Short story: “Me and Miss Mandible”

“Me and Miss Mandible,” by Donald Barthelme

First appeared in 1961 in Contact, issue 7 (I can’t find this magazine and presume it’s defunct), under the title “The Darling Duckling at School” (which I think is terrible); collected in Come Back, Dr. Caligari (Little, Brown and Company, 1964) and Sixty Stories (G. P. Putnam’s Sons, 1981); online here

4,185 words—or close enough

So this was Barthelme’s first published story? Wouldn’t have guessed. Rereading, I want to quote so many lines. This wonderful portrait of prepubescent sexuality, for instance: “Amos Darin has been found drawing a dirty picture in the cloakroom. Sad and inaccurate, it was offered not as a sign of something else but as an act of love in itself. It has excited even those who have not seen it, even those who saw but understood only that it was dirty. The room buzzes with imperfectly comprehended titillation.”

I wonder what we’re to make of Miss Mandible (what a name!) being “ruined but fulfilled”? Was her moment of sexual ecstasy worth her job? Maybe her fulfillment is part of an elaborate fantasy going on here. (Either the narrator or Barthelme is a bit of a pig, after all; he thinks a little girl has “a woman’s disguised aggression and a woman’s peculiar contradictions.”)

But we’re told Miss Mandible “knows now that everything she has been told about life, about America, is true.” Doesn’t that go against the main idea in this story, the way “the authorities” run so much of our lives, the arbitrariness of so much of society and the roles we play in it? “Who decides?” Isn’t Miss Mandible, after all, being punished for the authorities’ edict that a thirty-five-year-old is actually eleven? Or is her punishment itself the thing that confirms in her mind the authorities’ righteousness? How is it that “truth is punishment”? I don’t know. I enjoy the story without being able to puzzle it out.

Glad I googled Sounds of Sebring.

Flash fiction story: “Eight Tips for Living with the Monster Under Your Bed”

“Eight Tips for Living with the Monster Under Your Bed,” by Derek Heckman

Appeared here in Wigleaf, December 12th, 2018

1,002 words (I’m rounding down to count it as flash fiction)

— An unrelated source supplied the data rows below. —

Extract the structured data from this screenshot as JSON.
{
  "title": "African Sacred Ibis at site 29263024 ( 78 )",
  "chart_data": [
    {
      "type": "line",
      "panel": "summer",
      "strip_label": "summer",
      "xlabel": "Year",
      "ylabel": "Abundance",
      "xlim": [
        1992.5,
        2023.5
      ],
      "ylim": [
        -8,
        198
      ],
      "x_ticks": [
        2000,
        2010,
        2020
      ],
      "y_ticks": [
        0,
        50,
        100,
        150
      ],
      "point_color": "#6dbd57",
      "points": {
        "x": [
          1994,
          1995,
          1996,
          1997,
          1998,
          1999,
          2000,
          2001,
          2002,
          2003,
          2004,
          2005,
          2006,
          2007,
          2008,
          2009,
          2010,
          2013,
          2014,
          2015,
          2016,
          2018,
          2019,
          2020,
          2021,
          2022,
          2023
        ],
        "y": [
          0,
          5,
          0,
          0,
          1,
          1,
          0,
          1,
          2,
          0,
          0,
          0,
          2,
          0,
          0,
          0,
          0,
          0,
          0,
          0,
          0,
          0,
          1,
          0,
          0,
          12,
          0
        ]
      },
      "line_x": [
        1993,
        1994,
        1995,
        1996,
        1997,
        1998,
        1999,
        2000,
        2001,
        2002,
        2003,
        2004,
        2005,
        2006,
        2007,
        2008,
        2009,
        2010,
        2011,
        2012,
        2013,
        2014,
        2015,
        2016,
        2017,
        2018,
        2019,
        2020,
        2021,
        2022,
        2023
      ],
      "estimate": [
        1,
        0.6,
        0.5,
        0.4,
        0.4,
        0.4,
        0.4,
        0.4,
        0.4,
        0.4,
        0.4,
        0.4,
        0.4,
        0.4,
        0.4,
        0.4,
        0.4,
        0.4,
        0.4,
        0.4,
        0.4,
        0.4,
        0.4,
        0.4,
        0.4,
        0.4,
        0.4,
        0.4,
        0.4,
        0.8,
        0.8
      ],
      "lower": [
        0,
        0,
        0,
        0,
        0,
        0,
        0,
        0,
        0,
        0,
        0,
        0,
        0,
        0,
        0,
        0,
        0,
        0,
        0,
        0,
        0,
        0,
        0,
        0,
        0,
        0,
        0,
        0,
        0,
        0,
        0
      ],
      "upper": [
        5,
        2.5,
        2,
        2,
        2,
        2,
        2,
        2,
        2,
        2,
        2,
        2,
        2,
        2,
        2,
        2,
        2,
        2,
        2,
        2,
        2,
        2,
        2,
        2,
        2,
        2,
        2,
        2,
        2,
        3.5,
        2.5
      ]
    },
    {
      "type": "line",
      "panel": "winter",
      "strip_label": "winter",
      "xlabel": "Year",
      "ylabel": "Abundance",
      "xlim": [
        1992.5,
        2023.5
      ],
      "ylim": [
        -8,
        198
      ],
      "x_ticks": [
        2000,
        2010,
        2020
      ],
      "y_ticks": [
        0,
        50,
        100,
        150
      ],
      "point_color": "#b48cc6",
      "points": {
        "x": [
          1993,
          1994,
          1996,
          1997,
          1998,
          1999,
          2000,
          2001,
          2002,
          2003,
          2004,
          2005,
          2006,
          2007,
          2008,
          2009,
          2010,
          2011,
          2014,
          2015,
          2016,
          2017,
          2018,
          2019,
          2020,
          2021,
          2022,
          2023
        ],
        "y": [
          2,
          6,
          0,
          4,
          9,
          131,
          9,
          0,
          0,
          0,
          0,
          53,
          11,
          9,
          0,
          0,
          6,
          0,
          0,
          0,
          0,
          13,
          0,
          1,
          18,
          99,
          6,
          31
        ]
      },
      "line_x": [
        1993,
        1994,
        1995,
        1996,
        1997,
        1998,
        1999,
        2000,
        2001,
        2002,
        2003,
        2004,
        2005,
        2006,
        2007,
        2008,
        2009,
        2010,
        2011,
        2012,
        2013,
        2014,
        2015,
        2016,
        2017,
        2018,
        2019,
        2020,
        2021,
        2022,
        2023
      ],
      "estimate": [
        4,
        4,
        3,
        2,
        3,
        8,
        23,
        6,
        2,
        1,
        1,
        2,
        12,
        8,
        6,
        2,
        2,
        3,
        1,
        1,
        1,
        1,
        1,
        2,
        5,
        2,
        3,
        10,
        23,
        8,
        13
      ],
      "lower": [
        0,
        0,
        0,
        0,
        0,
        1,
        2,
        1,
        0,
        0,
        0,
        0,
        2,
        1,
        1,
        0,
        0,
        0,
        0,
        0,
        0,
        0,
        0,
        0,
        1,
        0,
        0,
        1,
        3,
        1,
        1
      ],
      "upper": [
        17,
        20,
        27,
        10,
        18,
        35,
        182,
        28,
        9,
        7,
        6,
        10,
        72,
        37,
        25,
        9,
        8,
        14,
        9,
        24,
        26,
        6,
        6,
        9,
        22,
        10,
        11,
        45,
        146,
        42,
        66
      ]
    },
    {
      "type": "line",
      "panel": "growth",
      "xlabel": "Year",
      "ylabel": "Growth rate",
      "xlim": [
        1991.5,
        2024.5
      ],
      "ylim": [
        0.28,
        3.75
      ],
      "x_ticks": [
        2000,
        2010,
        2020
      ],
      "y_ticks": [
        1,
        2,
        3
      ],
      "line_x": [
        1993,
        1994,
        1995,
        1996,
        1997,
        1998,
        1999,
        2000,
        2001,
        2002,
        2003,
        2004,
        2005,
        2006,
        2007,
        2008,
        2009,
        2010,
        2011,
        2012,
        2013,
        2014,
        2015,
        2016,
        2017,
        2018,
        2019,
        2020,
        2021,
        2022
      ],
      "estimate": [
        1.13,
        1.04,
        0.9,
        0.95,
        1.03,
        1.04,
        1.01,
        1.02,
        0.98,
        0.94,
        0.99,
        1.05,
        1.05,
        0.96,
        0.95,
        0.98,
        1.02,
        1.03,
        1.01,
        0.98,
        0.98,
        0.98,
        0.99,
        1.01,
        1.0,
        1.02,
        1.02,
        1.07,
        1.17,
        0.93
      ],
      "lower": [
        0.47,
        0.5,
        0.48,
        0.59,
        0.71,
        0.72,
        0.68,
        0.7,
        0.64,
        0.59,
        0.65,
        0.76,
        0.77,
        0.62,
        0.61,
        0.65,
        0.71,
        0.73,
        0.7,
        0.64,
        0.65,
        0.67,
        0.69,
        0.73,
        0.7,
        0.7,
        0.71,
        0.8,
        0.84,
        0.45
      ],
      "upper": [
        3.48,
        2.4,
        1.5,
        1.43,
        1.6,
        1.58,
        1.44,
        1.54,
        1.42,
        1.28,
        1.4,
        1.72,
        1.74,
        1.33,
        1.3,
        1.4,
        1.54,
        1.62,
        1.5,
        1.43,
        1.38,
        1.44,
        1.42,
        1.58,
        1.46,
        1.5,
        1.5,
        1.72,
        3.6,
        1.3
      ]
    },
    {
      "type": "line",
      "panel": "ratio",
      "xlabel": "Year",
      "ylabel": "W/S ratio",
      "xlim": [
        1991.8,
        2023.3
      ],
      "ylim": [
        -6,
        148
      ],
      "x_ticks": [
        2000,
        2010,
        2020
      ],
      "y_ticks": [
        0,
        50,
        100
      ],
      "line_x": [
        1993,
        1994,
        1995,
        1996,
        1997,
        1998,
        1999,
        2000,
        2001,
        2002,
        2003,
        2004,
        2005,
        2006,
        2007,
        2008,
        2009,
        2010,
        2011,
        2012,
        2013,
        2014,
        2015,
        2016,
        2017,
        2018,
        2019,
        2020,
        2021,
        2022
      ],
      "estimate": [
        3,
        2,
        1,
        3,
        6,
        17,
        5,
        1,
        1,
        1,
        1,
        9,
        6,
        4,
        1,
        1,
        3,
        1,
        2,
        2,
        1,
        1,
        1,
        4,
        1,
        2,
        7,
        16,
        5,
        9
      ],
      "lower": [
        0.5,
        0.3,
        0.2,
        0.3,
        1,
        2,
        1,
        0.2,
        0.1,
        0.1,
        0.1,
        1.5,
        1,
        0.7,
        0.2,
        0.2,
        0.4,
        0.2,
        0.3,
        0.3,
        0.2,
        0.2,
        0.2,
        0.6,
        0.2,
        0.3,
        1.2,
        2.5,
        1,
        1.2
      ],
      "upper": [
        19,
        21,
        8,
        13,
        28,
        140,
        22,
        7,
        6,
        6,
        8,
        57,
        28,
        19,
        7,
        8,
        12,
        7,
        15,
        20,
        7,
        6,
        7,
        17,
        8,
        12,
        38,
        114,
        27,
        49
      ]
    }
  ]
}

This seems to be—pardon my literal-mindedness—a story of childhood schizophrenia, and how it gradually becomes unbearable. The last line, the bit in italics, is surely spoken by an imaginary version of the boy’s brother.

The use of second person imparts a sense of intimacy. Perhaps second person is a good substitute for first when the character is incapable of narrating (in this case because of his age).

Short story: “STET”

“STET,” by Sarah Gailey

Appeared in Fireside Magazine, October 2018 (read here); recommended to me by a friend with good taste

1,434 words

I very much admire the use of the form, and the sense of barely restrained fury and grief. I’m reminded of the parents in “People Like That Are the Only People Here” (the coping mechanism feels similar even if the emotion is quite different) and “Incarnations of Burned Children.”

Nice work on Fireside‘s part, formatting this. I wonder how accessible it is to people using screen readers though? I imagine they probably figured something out.